On peut définir la culture comme une manière de vivre son quotidien avec toutes ses contraintes en lui donnant un sens. Le sens c’est le niveau des valeurs. Nous nous situons dans un univers de contraintes au sein duquel il faut vivre, et pour y vivre, on doit lui donner un sens. La culture est une forme d’"écosystème’’, une enveloppe dans laquelle la vie s’expérimente et se déploie. Elle est l’expression d’une manière de vivre, de s’approprier et de gérer l’espace et le temps.
Il existe une culture carcérale étrangère au détenu primaire. Le passage éventuel en CNE (Centre National d'Évaluation) et l’arrivée en Établissement pour peines ont façonné la personne qui a intégré cette culture différente de celle  qui était la sienne.

En ayant accompagné des familles en groupe de paroles, on s’aperçoit que les proches et les enfants qui fréquentent le parloir intègrent aussi des éléments de cette culture qui parfois les stigmatisent dans leur milieu de vie (quartier- école). Petit à petit ces éléments de culture carcérale ont pétri la personne qui s’est adaptée à ce genre de vie ‘’extra-ordinaire’’.

Le retour à la vie ordinaire doit passer par une redécouverte de celle-ci, celle du dehors.
Il faut réactiver les cinq sens, la vue (retrouver des perspectives), l’odorat (chaque prison a son odeur), l’ouïe (sortir des bruits familiers de la prison), le toucher, le goût. L’expérience nous a montré qu’une journée de permission accompagnée permet d’entamer cette démarche, et, en tant que visiteur certaines personnes n’hésitent pas à nous le demander, et ce avant une permission famille. Ils veulent se faire une idée de ce qu’est devenu le dehors qu’ils ont connu.

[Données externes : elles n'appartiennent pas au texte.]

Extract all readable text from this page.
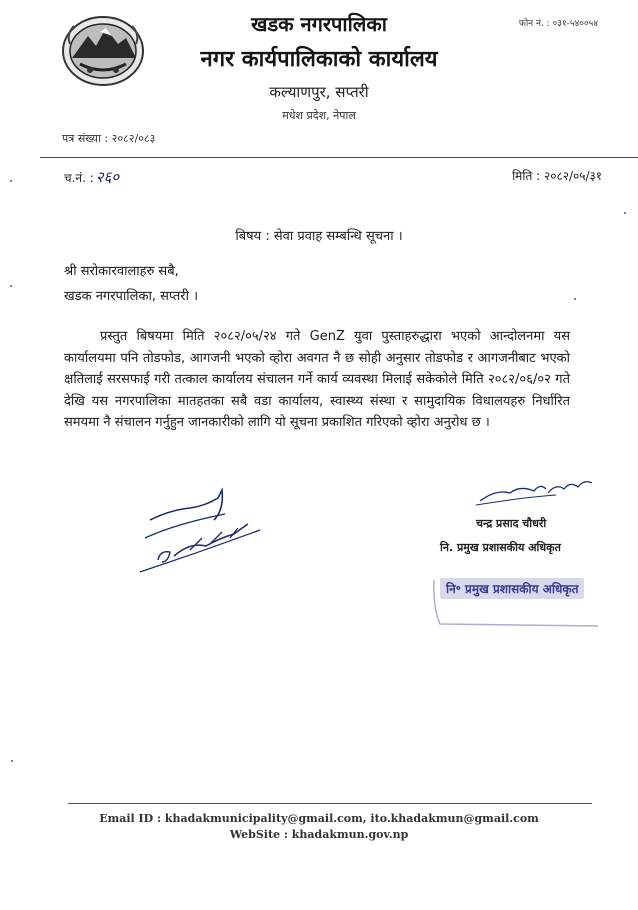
खडक नगरपालिका
नगर कार्यपालिकाको कार्यालय
कल्याणपुर, सप्तरी
मधेश प्रदेश, नेपाल
फोन नं. : ०३१-५४००५४
पत्र संख्या : २०८२/०८३
च.नं. : २६०	मिति : २०८२/०५/३१
बिषय : सेवा प्रवाह सम्बन्धि सूचना ।
श्री सरोकारवालाहरु सबै,
खडक नगरपालिका, सप्तरी ।
प्रस्तुत बिषयमा मिति २०८२/०५/२४ गते GenZ युवा पुस्ताहरुद्धारा भएको आन्दोलनमा यस कार्यालयमा पनि तोडफोड, आगजनी भएको व्होरा अवगत नै छ सोही अनुसार तोडफोड र आगजनीबाट भएको क्षतिलाई सरसफाई गरी तत्काल कार्यालय संचालन गर्ने कार्य व्यवस्था मिलाई सकेकोले मिति २०८२/०६/०२ गते देखि यस नगरपालिका मातहतका सबै वडा कार्यालय, स्वास्थ्य संस्था र सामुदायिक विधालयहरु निर्धारित समयमा नै संचालन गर्नुहुन जानकारीको लागि यो सूचना प्रकाशित गरिएको व्होरा अनुरोध छ ।
चन्द्र प्रसाद चौधरी
नि. प्रमुख प्रशासकीय अधिकृत
नि॰ प्रमुख प्रशासकीय अधिकृत
Email ID : khadakmunicipality@gmail.com, ito.khadakmun@gmail.com
WebSite : khadakmun.gov.np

La démarche consiste essentiellement  en une prise de contact avec la circulation urbaine, l’ouverture de perspective visuelle sur l’autoroute, la nature, les bruits de la ville. Le passage dans un centre commercial permet de retrouver le goût d’un vrai café, les fragrances d’un magasin de parfumerie, les odeurs de fromage, de poisson, les lumières publicitaires, l’abondance de produits proposés à la vente, marcher dans une foule, la redécouverte des dernières technologies, pouvoir toucher ce que l’on souhaite acheter comme un vêtement, choisir un dentifrice ou des produits d’hygiène et un repas dans un restaurant. Prendre conscience du prix des choses en les touchant ou en les  regardant tout en faisant le lien entre le prix et un salaire horaire accessible lors de la sortie.  Retrouver sans entraves des gestes du quotidien dans un monde qui ignore qui vous êtes.

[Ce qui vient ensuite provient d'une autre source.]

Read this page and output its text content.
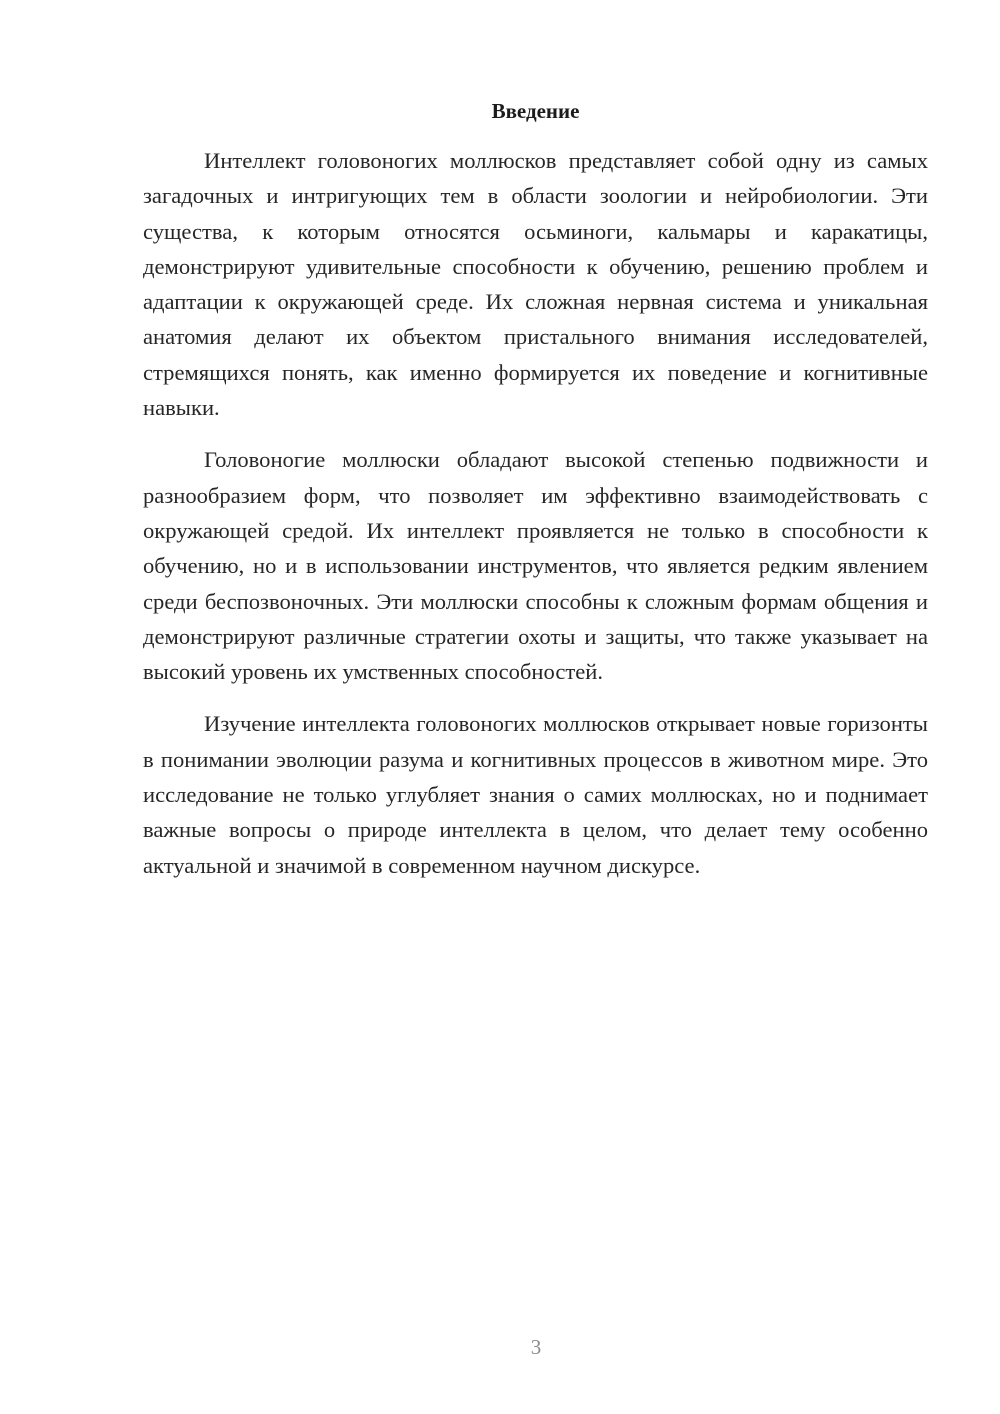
Введение

Интеллект головоногих моллюсков представляет собой одну из самых загадочных и интригующих тем в области зоологии и нейробиологии. Эти существа, к которым относятся осьминоги, кальмары и каракатицы, демонстрируют удивительные способности к обучению, решению проблем и адаптации к окружающей среде. Их сложная нервная система и уникальная анатомия делают их объектом пристального внимания исследователей, стремящихся понять, как именно формируется их поведение и когнитивные навыки.

Головоногие моллюски обладают высокой степенью подвижности и разнообразием форм, что позволяет им эффективно взаимодействовать с окружающей средой. Их интеллект проявляется не только в способности к обучению, но и в использовании инструментов, что является редким явлением среди беспозвоночных. Эти моллюски способны к сложным формам общения и демонстрируют различные стратегии охоты и защиты, что также указывает на высокий уровень их умственных способностей.

Изучение интеллекта головоногих моллюсков открывает новые горизонты в понимании эволюции разума и когнитивных процессов в животном мире. Это исследование не только углубляет знания о самих моллюсках, но и поднимает важные вопросы о природе интеллекта в целом, что делает тему особенно актуальной и значимой в современном научном дискурсе.

3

Cette première démarche peut se poursuivre par la découverte du beau comme la visite d’un musée (visite dont ils ne prendront pas l’initiative) et dans ce contexte les réactions positives peuvent être surprenantes. La journée se termine par un retour à l’établissement pour peines.

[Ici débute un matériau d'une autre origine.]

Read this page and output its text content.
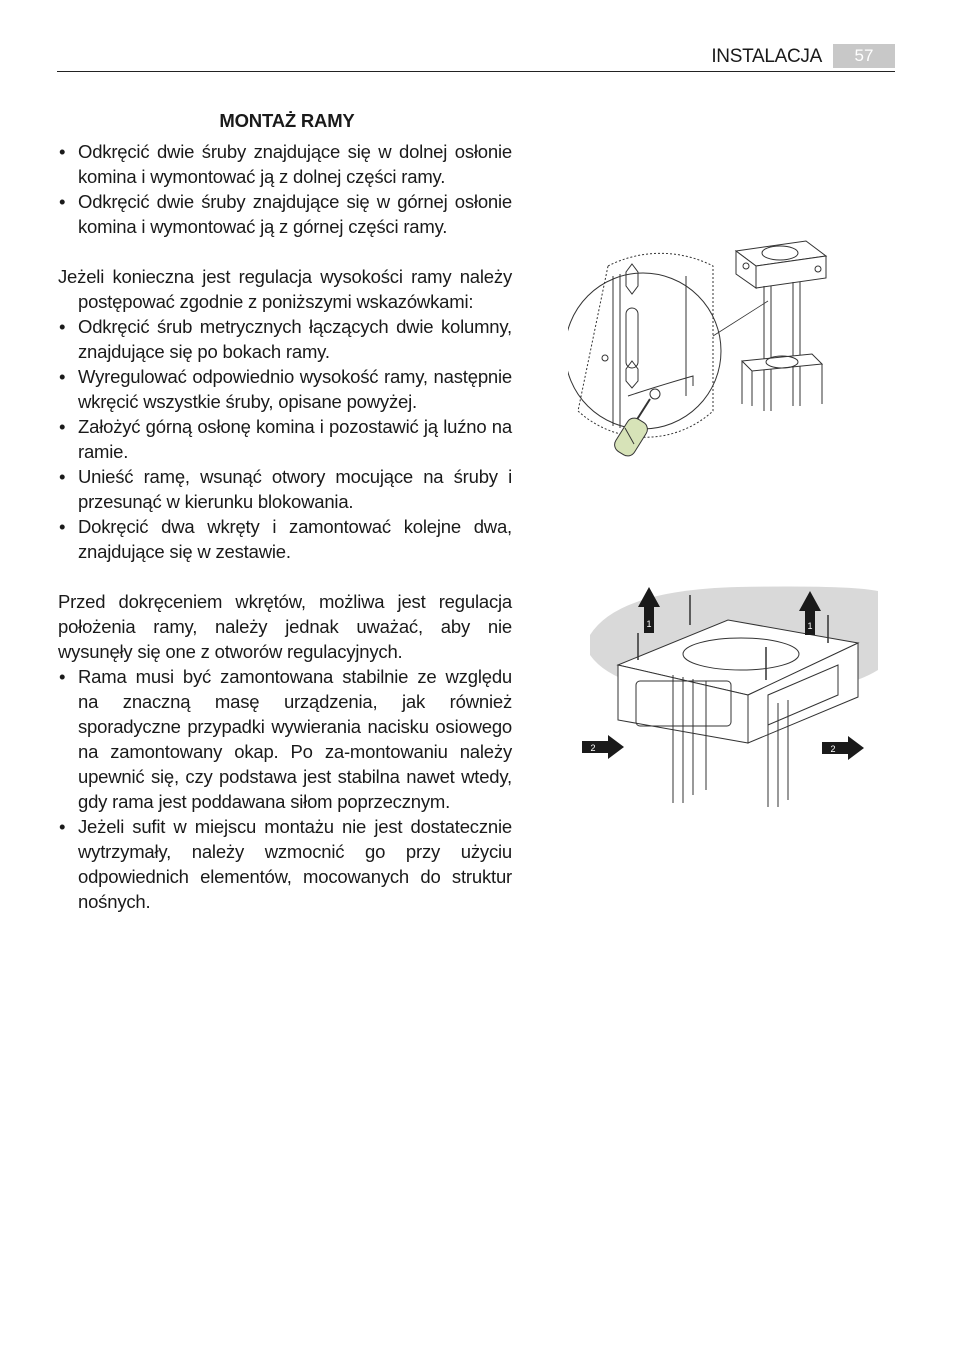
INSTALACJA	57
MONTAŻ RAMY
• Odkręcić dwie śruby znajdujące się w dolnej osłonie komina i wymontować ją z dolnej części ramy.
• Odkręcić dwie śruby znajdujące się w górnej osłonie komina i wymontować ją z górnej części ramy.

Jeżeli konieczna jest regulacja wysokości ramy należy postępować zgodnie z poniższymi wskazówkami:

• Odkręcić śrub metrycznych łączących dwie kolumny, znajdujące się po bokach ramy.
• Wyregulować odpowiednio wysokość ramy, następnie wkręcić wszystkie śruby, opisane powyżej.
• Założyć górną osłonę komina i pozostawić ją luźno na ramie.
• Unieść ramę, wsunąć otwory mocujące na śruby i przesunąć w kierunku blokowania.
• Dokręcić dwa wkręty i zamontować kolejne dwa, znajdujące się w zestawie.

Przed dokręceniem wkrętów, możliwa jest regulacja położenia ramy, należy jednak uważać, aby nie wysunęły się one z otworów regulacyjnych.

• Rama musi być zamontowana stabilnie ze względu na znaczną masę urządzenia, jak również sporadyczne przypadki wywierania nacisku osiowego na zamontowany okap. Po za-montowaniu należy upewnić się, czy podstawa jest stabilna nawet wtedy, gdy rama jest poddawana siłom poprzecznym.
• Jeżeli sufit w miejscu montażu nie jest dostatecznie wytrzymały, należy wzmocnić go przy użyciu odpowiednich elementów, mocowanych do struktur nośnych.
1	1
2	2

Lors de la relecture la semaine suivante il ressort que la personne est rentrée épuisée, qu’elle a pris conscience que la vie dehors aurait des côtés plus exigeants que la vie dedans et qu’une sortie, même si elle est ardemment souhaitée sera difficile.
Cette première permission qui doit être longuement préparée en amont avec le visiteur et le CPIP permet d’approcher pour la personne concernée le principe de réalité et de regarder l’avenir d’une manière plus concrète dans un marché du travail difficile.
Il faudra quitter ses habitudes carcérales quelque part protectrices et se ré-acculturer à la vie quotidienne ordinaire avec un passé parfois difficile à porter, en un mot se reconstruire dehors. Notre expérience d’employeur de semi-liberté nous a confortés dans ce genre de préparation à la sortie.

La réinsertion passe par la ré-acculturation.
Cet aspect n’occulte pas les difficultés de la reprise de la vie de famille quand elle existe encore. La ré-acculturation progressive est un des éléments qui prépare la sortie soit en aménagement de peine, soit définitive. Il s’agit ici de quelques points qui peuvent être développés dans le cadre d’une réflexion plus large sur le « parcours carcéral » qui doit se vivre dans une dynamique du provisoire.